Monday, March 11, 2013
By Anthony Trollope
I wasn't quite sure if I wanted to get into Trollope as I had a vague idea that his work was overly sentimental, similar in style to a male Jane Austin perhaps. I asked Oleg if he'd ever read any of it, which he said he had, many years previously, and he remembered it as being 'interesting'. Fair enough, I did a Wikipedia search and ordered the first of the 'Barchester novels'. My brief research had left me with a new impression, that Trollope might bear some smiliarities with Mervyn Peake, but it quickly became apparent that this was not the case. Trollope is good, but he's no Peake!
At first, this novel started slowly and as I was already struggling with my various preconceptions, I almost gave up on it. Happily though, I kept at it and as the story unfolded I realised that there was a very good reason why Trollope has stood the test of time. 'The Warden' turned out to be a very interesting examination of contradicting human characters, and written with thankful brevity and entertaining wit. This certainly won't be the last Trollope I read, if I can help it.

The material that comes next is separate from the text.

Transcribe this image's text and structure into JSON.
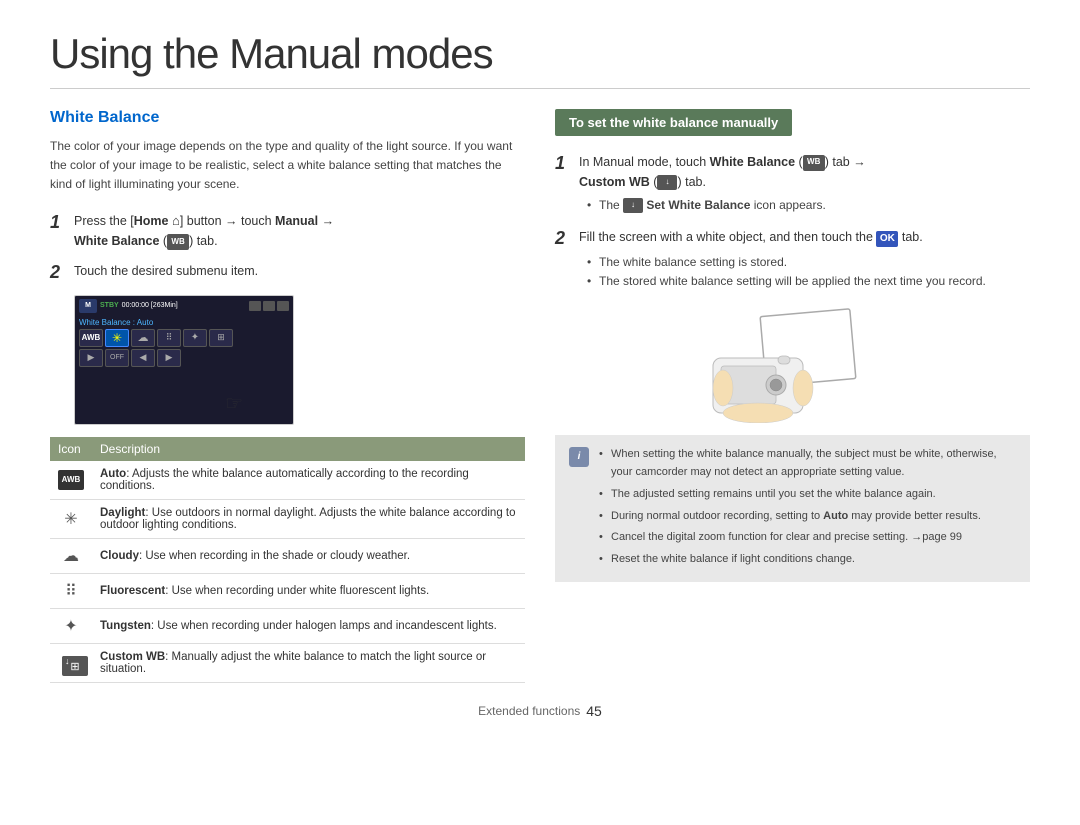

The story is set in a fictious town called Barchester, where a local church warden's income comes under public scrutiny and debate. As the story unfolds, the warden finds himself ever more unhappy and eventually he must take matters in hand to preserve his own sense of contentment. It sounds pretty dire when described like that, but its actually worth reading if you like stories which place a strong emphasis on character.